"Mac Attack" describes John McEnroe's explosions of pique as well as his style of play, and, as usual, his manners were as bad as his Player of the Year form was good. At the French Open he addressed officials as "moron," "bleeping chicken bleep" and "you bleeping French frog fag," and assaulted a camera. "I hate this country," he said, and Mats Wilander put him out of his misery in the four-set quarters. At Wimbledon, McEnroe threw his racket, insulted an umpire, thumbed his nose at a ref—and won. He picked up $1,850 in fines at the U.S. Open, where he showered a spectator with sawdust. But after being upset in the fourth round, he said he couldn't understand why "people seem to enjoy" seeing him lose. His deportment was no better Down Under. "How many imaginary lets do you intend to call, you fat turd?" he asked of a judge in Australia. That question put him over the $7,500 limit in yearly fines and drew an automatic 21-day suspension. But at the season-ending Volvo Masters, he revealed his New Year's resolution to be good and be remembered for his ability, not his behavior. "Clap for me," he appealed at the awards presentation after mastering Lendl in straight sets. "Please clap for me."
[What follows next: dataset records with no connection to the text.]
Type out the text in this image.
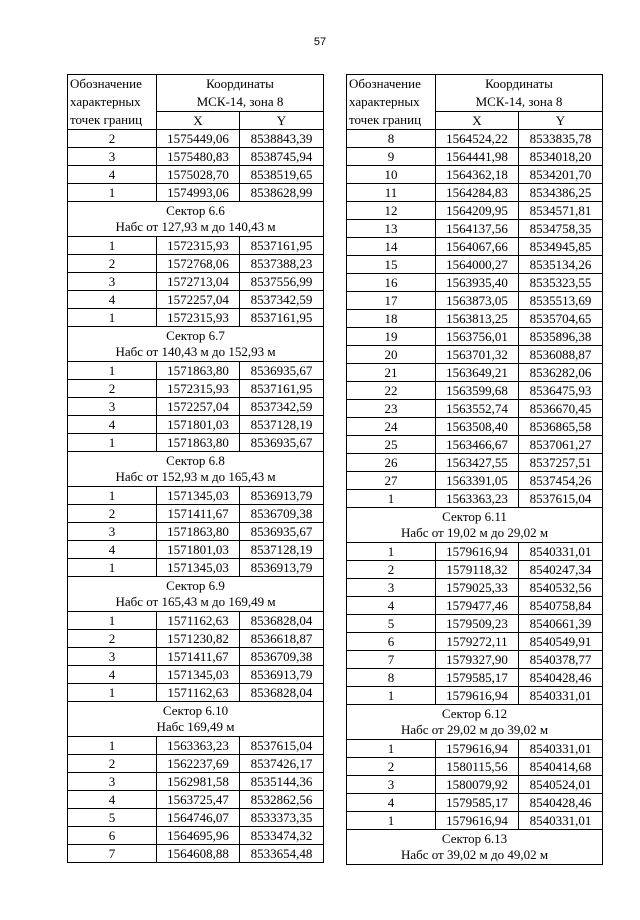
57
Обозначение
характерных
точек границ	Координаты
МСК-14, зона 8	

	X	Y
2	1575449,06	8538843,39
3	1575480,83	8538745,94
4	1575028,70	8538519,65
1	1574993,06	8538628,99
Сектор 6.6
Набс от 127,93 м до 140,43 м		
1	1572315,93	8537161,95
2	1572768,06	8537388,23
3	1572713,04	8537556,99
4	1572257,04	8537342,59
1	1572315,93	8537161,95
Сектор 6.7
Набс от 140,43 м до 152,93 м		
1	1571863,80	8536935,67
2	1572315,93	8537161,95
3	1572257,04	8537342,59
4	1571801,03	8537128,19
1	1571863,80	8536935,67
Сектор 6.8
Набс от 152,93 м до 165,43 м		
1	1571345,03	8536913,79
2	1571411,67	8536709,38
3	1571863,80	8536935,67
4	1571801,03	8537128,19
1	1571345,03	8536913,79
Сектор 6.9
Набс от 165,43 м до 169,49 м		
1	1571162,63	8536828,04
2	1571230,82	8536618,87
3	1571411,67	8536709,38
4	1571345,03	8536913,79
1	1571162,63	8536828,04
Сектор 6.10
Набс 169,49 м		
1	1563363,23	8537615,04
2	1562237,69	8537426,17
3	1562981,58	8535144,36
4	1563725,47	8532862,56
5	1564746,07	8533373,35
6	1564695,96	8533474,32
7	1564608,88	8533654,48
Обозначение
характерных
точек границ	Координаты
МСК-14, зона 8	

	X	Y
8	1564524,22	8533835,78
9	1564441,98	8534018,20
10	1564362,18	8534201,70
11	1564284,83	8534386,25
12	1564209,95	8534571,81
13	1564137,56	8534758,35
14	1564067,66	8534945,85
15	1564000,27	8535134,26
16	1563935,40	8535323,55
17	1563873,05	8535513,69
18	1563813,25	8535704,65
19	1563756,01	8535896,38
20	1563701,32	8536088,87
21	1563649,21	8536282,06
22	1563599,68	8536475,93
23	1563552,74	8536670,45
24	1563508,40	8536865,58
25	1563466,67	8537061,27
26	1563427,55	8537257,51
27	1563391,05	8537454,26
1	1563363,23	8537615,04
Сектор 6.11
Набс от 19,02 м до 29,02 м		
1	1579616,94	8540331,01
2	1579118,32	8540247,34
3	1579025,33	8540532,56
4	1579477,46	8540758,84
5	1579509,23	8540661,39
6	1579272,11	8540549,91
7	1579327,90	8540378,77
8	1579585,17	8540428,46
1	1579616,94	8540331,01
Сектор 6.12
Набс от 29,02 м до 39,02 м		
1	1579616,94	8540331,01
2	1580115,56	8540414,68
3	1580079,92	8540524,01
4	1579585,17	8540428,46
1	1579616,94	8540331,01
Сектор 6.13
Набс от 39,02 м до 49,02 м		
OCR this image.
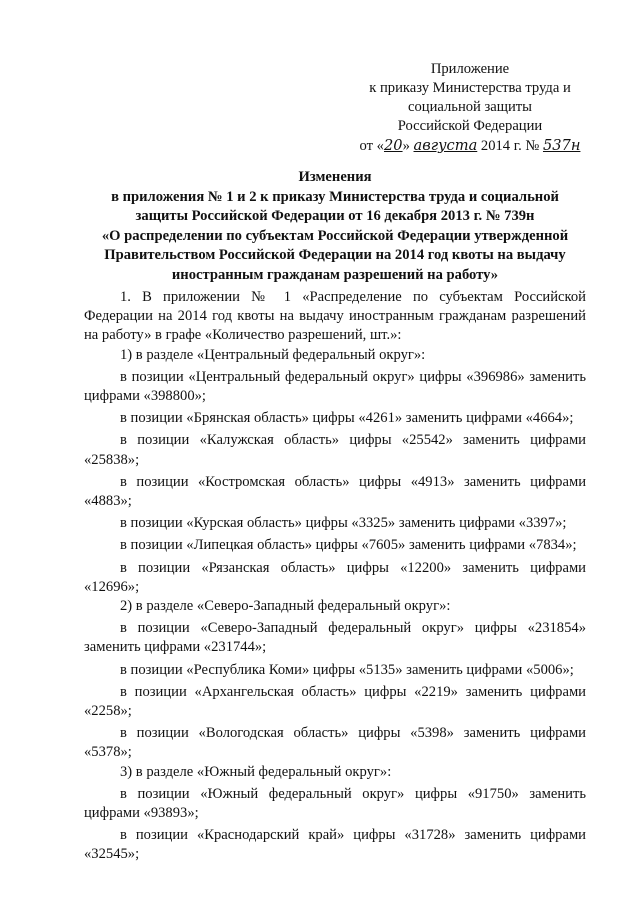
Приложение
к приказу Министерства труда и
социальной защиты
Российской Федерации
от «20» августа 2014 г. № 537н
Изменения
в приложения № 1 и 2 к приказу Министерства труда и социальной
защиты Российской Федерации от 16 декабря 2013 г. № 739н
«О распределении по субъектам Российской Федерации утвержденной
Правительством Российской Федерации на 2014 год квоты на выдачу
иностранным гражданам разрешений на работу»

1. В приложении № 1 «Распределение по субъектам Российской Федерации на 2014 год квоты на выдачу иностранным гражданам разрешений на работу» в графе «Количество разрешений, шт.»:

1) в разделе «Центральный федеральный округ»:

в позиции «Центральный федеральный округ» цифры «396986» заменить цифрами «398800»;

в позиции «Брянская область» цифры «4261» заменить цифрами «4664»;

в позиции «Калужская область» цифры «25542» заменить цифрами «25838»;

в позиции «Костромская область» цифры «4913» заменить цифрами «4883»;

в позиции «Курская область» цифры «3325» заменить цифрами «3397»;

в позиции «Липецкая область» цифры «7605» заменить цифрами «7834»;

в позиции «Рязанская область» цифры «12200» заменить цифрами «12696»;

2) в разделе «Северо-Западный федеральный округ»:

в позиции «Северо-Западный федеральный округ» цифры «231854» заменить цифрами «231744»;

в позиции «Республика Коми» цифры «5135» заменить цифрами «5006»;

в позиции «Архангельская область» цифры «2219» заменить цифрами «2258»;

в позиции «Вологодская область» цифры «5398» заменить цифрами «5378»;

3) в разделе «Южный федеральный округ»:

в позиции «Южный федеральный округ» цифры «91750» заменить цифрами «93893»;

в позиции «Краснодарский край» цифры «31728» заменить цифрами «32545»;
Athletes with Biblical-sounding names were much in the news in '83: Moses, for one—make that two—Sampson and, in tennis, of course, Noah. He became the first Frenchman to win the French Open in 37 years, and for that alone the name of a certain Parisian landmark should have been changed to Noah's Arc de Triomphe. The pressures brought by fame eventually became so great in France, however, that he moved to New York City. Grand Slam men's titles seemed to have been parceled out with the wisdom of Solomon (no, not Harold). While Noah won the French, Wimbledon went to McEnroe (his second), the U.S. Open to Connors (his fifth) and the Australian Open to Wilander (his first). The top moneymaker was Czechoslovakia's Lendl, who won seven lesser tournaments and $1.3 million. McEnroe confirmed his No. 1 ranking by winning the Volvo Masters.

Among the women, however, most of the parcels went to Navratilova. "When I win," she says, "it is routine. When I lose, life comes to an end." It was a lively year indeed for the Czechturned-U.S. citizen, who won 86 of 87 matches. Only at the French did Navratilova falter, losing to Kathy Horvath in the round of 16. Her exit helped make it possible for Chris Evert Lloyd to win a Grand Slam event for the 10th straight year, beating Mima Jausovec in the finals. Suffering from a stomach virus, Evert Lloyd lost to Kathy Jordan in the third round at Wimbledon. Never before in a Grand Slam tournament had she failed to make the semis. Hungary's Andrea Temesvari, with her father, Otto, as coach, won the U.S. Clay Courts. Andrea's relationship with her dominating father resembles their hometown: Otto's part Buddha, part pest.

Jimmy Connors' two-fisted forays overwhelmed Ivan Lendl in the U.S. Open.

Despite a painful foot injury and an emergency potty break, Connors closed the Open.

Lendl continued to fall short in the prestigious Grand Slam tournaments, losing in the finals of both the U.S. and Australian Opens.

McEnroe reached the Wimbledon finals for the fourth time and beat Chris Lewis.

Yannick Noah's excitement at winning the French was shared by his countrymen.

Martina Navratilova's net pay was a record $1.45 million.

Evert Lloyd continued to slump against Navratilova, going 0 for 5.